The cats are bigger.


----------



## jaysee (Dec 9, 2009)

Yeah mine are smaller than many cats too


----------



## Kithy (Nov 21, 2012)

D'awwww! Yours play so much nicer than mine!


----------



## jaysee (Dec 9, 2009)

Oh they get pretty rough with each other. It's not a good day of play until someone yelps.


----------



## LittleBettaFish (Oct 2, 2010)

We have three German Shepherds and they play so rough some times I wonder if the neighbours all think they are killing each other. There's growling and barking and hackles up as we all go flying around the yard. 

With that said, one of our dogs has a really soft temperament. She will lay down next to me and put her head/upper half of her body on my lap and sort of sigh. Then she usually goes to sleep as do my lower extremities. 
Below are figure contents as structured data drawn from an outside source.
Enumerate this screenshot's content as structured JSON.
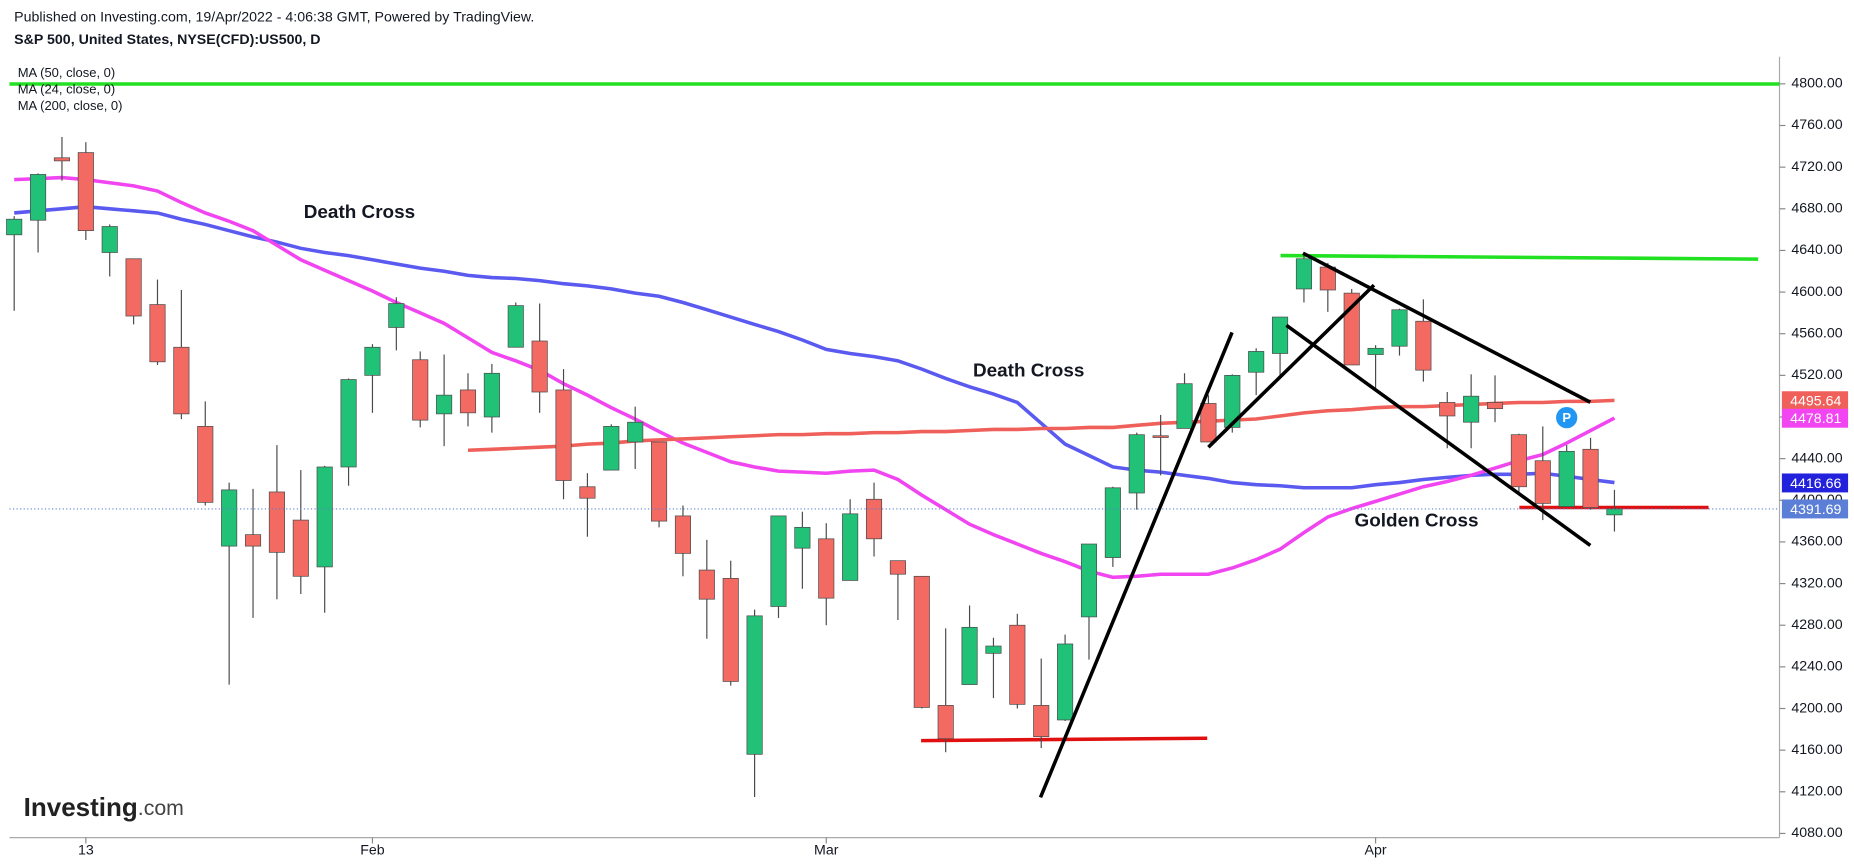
{
  "chart_data": {
    "type": "candlestick",
    "header": {
      "published": "Published on Investing.com, 19/Apr/2022 - 4:06:38 GMT, Powered by TradingView.",
      "symbol": "S&P 500, United States, NYSE(CFD):US500, D"
    },
    "watermark": [
      "Investing",
      ".com"
    ],
    "categories": [
      null,
      null,
      null,
      "13",
      null,
      null,
      null,
      null,
      null,
      null,
      null,
      null,
      null,
      null,
      null,
      "Feb",
      null,
      null,
      null,
      null,
      null,
      null,
      null,
      null,
      null,
      null,
      null,
      null,
      null,
      null,
      null,
      null,
      null,
      null,
      "Mar",
      null,
      null,
      null,
      null,
      null,
      null,
      null,
      null,
      null,
      null,
      null,
      null,
      null,
      null,
      null,
      null,
      null,
      null,
      null,
      null,
      null,
      null,
      "Apr",
      null,
      null,
      null,
      null,
      null,
      null,
      null,
      null,
      null,
      null
    ],
    "open": [
      4655,
      4669,
      4729,
      4734,
      4638,
      4632,
      4588,
      4547,
      4471,
      4356,
      4367,
      4408,
      4381,
      4336,
      4432,
      4520,
      4566,
      4535,
      4483,
      4506,
      4480,
      4547,
      4553,
      4506,
      4413,
      4429,
      4456,
      4456,
      4385,
      4333,
      4325,
      4156,
      4298,
      4354,
      4363,
      4323,
      4401,
      4342,
      4327,
      4203,
      4223,
      4253,
      4280,
      4203,
      4189,
      4288,
      4345,
      4407,
      4462,
      4469,
      4493,
      4470,
      4523,
      4541,
      4603,
      4624,
      4599,
      4540,
      4548,
      4572,
      4494,
      4475,
      4494,
      4463,
      4438,
      4394,
      4449,
      4386
    ],
    "high": [
      4673,
      4714,
      4749,
      4744,
      4665,
      4632,
      4612,
      4602,
      4495,
      4417,
      4411,
      4453,
      4429,
      4433,
      4517,
      4550,
      4595,
      4543,
      4540,
      4522,
      4531,
      4590,
      4589,
      4526,
      4426,
      4473,
      4490,
      4456,
      4395,
      4362,
      4342,
      4295,
      4385,
      4389,
      4378,
      4401,
      4417,
      4342,
      4327,
      4277,
      4299,
      4268,
      4291,
      4248,
      4271,
      4358,
      4413,
      4465,
      4482,
      4522,
      4501,
      4521,
      4546,
      4576,
      4637,
      4628,
      4603,
      4549,
      4584,
      4593,
      4504,
      4521,
      4520,
      4464,
      4471,
      4453,
      4460,
      4410
    ],
    "low": [
      4582,
      4638,
      4707,
      4650,
      4615,
      4569,
      4530,
      4478,
      4395,
      4223,
      4287,
      4305,
      4310,
      4292,
      4414,
      4484,
      4544,
      4470,
      4452,
      4471,
      4465,
      4547,
      4484,
      4401,
      4365,
      4429,
      4430,
      4374,
      4327,
      4267,
      4222,
      4115,
      4287,
      4315,
      4280,
      4323,
      4346,
      4285,
      4200,
      4158,
      4223,
      4210,
      4200,
      4162,
      4188,
      4247,
      4336,
      4391,
      4424,
      4469,
      4456,
      4465,
      4501,
      4518,
      4590,
      4581,
      4530,
      4508,
      4539,
      4514,
      4450,
      4450,
      4475,
      4408,
      4381,
      4394,
      4391,
      4370
    ],
    "close": [
      4670,
      4713,
      4726,
      4659,
      4663,
      4577,
      4533,
      4483,
      4398,
      4410,
      4356,
      4350,
      4327,
      4432,
      4516,
      4547,
      4589,
      4477,
      4501,
      4484,
      4522,
      4587,
      4504,
      4419,
      4402,
      4471,
      4475,
      4380,
      4349,
      4305,
      4226,
      4289,
      4385,
      4374,
      4306,
      4387,
      4363,
      4329,
      4201,
      4171,
      4278,
      4260,
      4204,
      4173,
      4262,
      4358,
      4412,
      4463,
      4461,
      4512,
      4456,
      4520,
      4543,
      4576,
      4632,
      4602,
      4530,
      4546,
      4583,
      4525,
      4481,
      4500,
      4488,
      4413,
      4397,
      4447,
      4393,
      4391.69
    ],
    "up_color": "#22c178",
    "down_color": "#f26a62",
    "wick_color": "#4a4a4a",
    "overlays": [
      {
        "name": "MA (50, close, 0)",
        "color": "#5a5af0",
        "values": [
          4676,
          4678,
          4680,
          4682,
          4680,
          4678,
          4676,
          4670,
          4665,
          4659,
          4653,
          4648,
          4642,
          4638,
          4635,
          4631,
          4627,
          4623,
          4620,
          4616,
          4614,
          4613,
          4611,
          4608,
          4606,
          4603,
          4599,
          4596,
          4590,
          4583,
          4576,
          4569,
          4562,
          4554,
          4545,
          4541,
          4538,
          4534,
          4526,
          4517,
          4509,
          4502,
          4494,
          4474,
          4454,
          4443,
          4432,
          4429,
          4427,
          4424,
          4421,
          4417,
          4415,
          4414,
          4412,
          4412,
          4412,
          4415,
          4417,
          4420,
          4422,
          4424,
          4425,
          4425,
          4426,
          4423,
          4420,
          4417
        ]
      },
      {
        "name": "MA (24, close, 0)",
        "color": "#f045f0",
        "values": [
          4708,
          4709,
          4710,
          4708,
          4705,
          4702,
          4697,
          4686,
          4676,
          4668,
          4659,
          4645,
          4631,
          4621,
          4611,
          4601,
          4590,
          4580,
          4570,
          4556,
          4542,
          4534,
          4525,
          4512,
          4501,
          4489,
          4478,
          4466,
          4455,
          4446,
          4437,
          4432,
          4428,
          4427,
          4426,
          4428,
          4429,
          4420,
          4405,
          4391,
          4377,
          4367,
          4358,
          4349,
          4341,
          4332,
          4326,
          4327,
          4329,
          4329,
          4329,
          4335,
          4343,
          4353,
          4369,
          4384,
          4392,
          4399,
          4406,
          4413,
          4418,
          4424,
          4431,
          4438,
          4444,
          4455,
          4467,
          4479
        ]
      },
      {
        "name": "MA (200, close, 0)",
        "color": "#f0605a",
        "values": [
          null,
          null,
          null,
          null,
          null,
          null,
          null,
          null,
          null,
          null,
          null,
          null,
          null,
          null,
          null,
          null,
          null,
          null,
          null,
          4448,
          4449,
          4450,
          4451,
          4452,
          4454,
          4455,
          4457,
          4458,
          4459,
          4460,
          4461,
          4462,
          4463,
          4463,
          4464,
          4464,
          4465,
          4465,
          4466,
          4466,
          4467,
          4468,
          4468,
          4469,
          4469,
          4470,
          4470,
          4472,
          4474,
          4475,
          4476,
          4477,
          4478,
          4481,
          4484,
          4486,
          4487,
          4489,
          4490,
          4490,
          4491,
          4492,
          4493,
          4494,
          4494,
          4495,
          4495,
          4496
        ]
      }
    ],
    "price_labels": [
      {
        "value": 4495.64,
        "color": "#f0605a"
      },
      {
        "value": 4478.81,
        "color": "#f045f0"
      },
      {
        "value": 4416.66,
        "color": "#2222dd"
      },
      {
        "value": 4391.69,
        "color": "#5b7fd6",
        "line": "dotted"
      }
    ],
    "ylim": [
      4076,
      4826
    ],
    "yticks": [
      {
        "value": 4080,
        "label": "4080.00"
      },
      {
        "value": 4120,
        "label": "4120.00"
      },
      {
        "value": 4160,
        "label": "4160.00"
      },
      {
        "value": 4200,
        "label": "4200.00"
      },
      {
        "value": 4240,
        "label": "4240.00"
      },
      {
        "value": 4280,
        "label": "4280.00"
      },
      {
        "value": 4320,
        "label": "4320.00"
      },
      {
        "value": 4360,
        "label": "4360.00"
      },
      {
        "value": 4400,
        "label": "4400.00"
      },
      {
        "value": 4440,
        "label": "4440.00"
      },
      {
        "value": 4480,
        "label": "4480.00"
      },
      {
        "value": 4520,
        "label": "4520.00"
      },
      {
        "value": 4560,
        "label": "4560.00"
      },
      {
        "value": 4600,
        "label": "4600.00"
      },
      {
        "value": 4640,
        "label": "4640.00"
      },
      {
        "value": 4680,
        "label": "4680.00"
      },
      {
        "value": 4720,
        "label": "4720.00"
      },
      {
        "value": 4760,
        "label": "4760.00"
      },
      {
        "value": 4800,
        "label": "4800.00"
      }
    ],
    "annotations": [
      "Death Cross",
      "Death Cross",
      "Golden Cross"
    ],
    "marker_label": "P"
  }
}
I always say that Nike thinks she is a small dog trapped in a big dog's body.


----------



## cheekysquirrel (Jan 7, 2014)

Sometimes my cat will use my arm like a pillow  And lean in when I give her kisses.
My ex had two Pomeranians. Jay and Sonya. I loved them both, but Jay was so sweet. He'd come and cuddle and lick any inch of skin he could find. I was quite allergic but I didn't care. I missed them both more than my ex when we broke up. Sadly, they've both passed on now :-(
My nanna's dog Rosie will sit with you and lean her back on you. And then she will not let you stop rubbing her belly. Seriously. Try it. See the sad, expectant look on her face. “Your arm is sore? But you've only rubbed my belly for three hours!”


----------



## Polkadot (Feb 10, 2013)

My beautiful dog Maggie is really smoochie & sweet.She's a Kelpie X Labrador and is medium sized and ever since she was a little puppy she's loved giving hugs,she does it just like a person with her arms wrapped right around me.Any time I lean over to pick up something etc she comes from nowhere and gives smooches.She makes me laugh so much,she just a magic girl. :mrgreen: All three of my dogs still want to sit on your lap and cuddle just like they did when they were puppies,even though they are full grown now.They all wrestle and tackle each other when they play together & at the same time are all just so affectionate & funny.I love them more than anything else in the world.


----------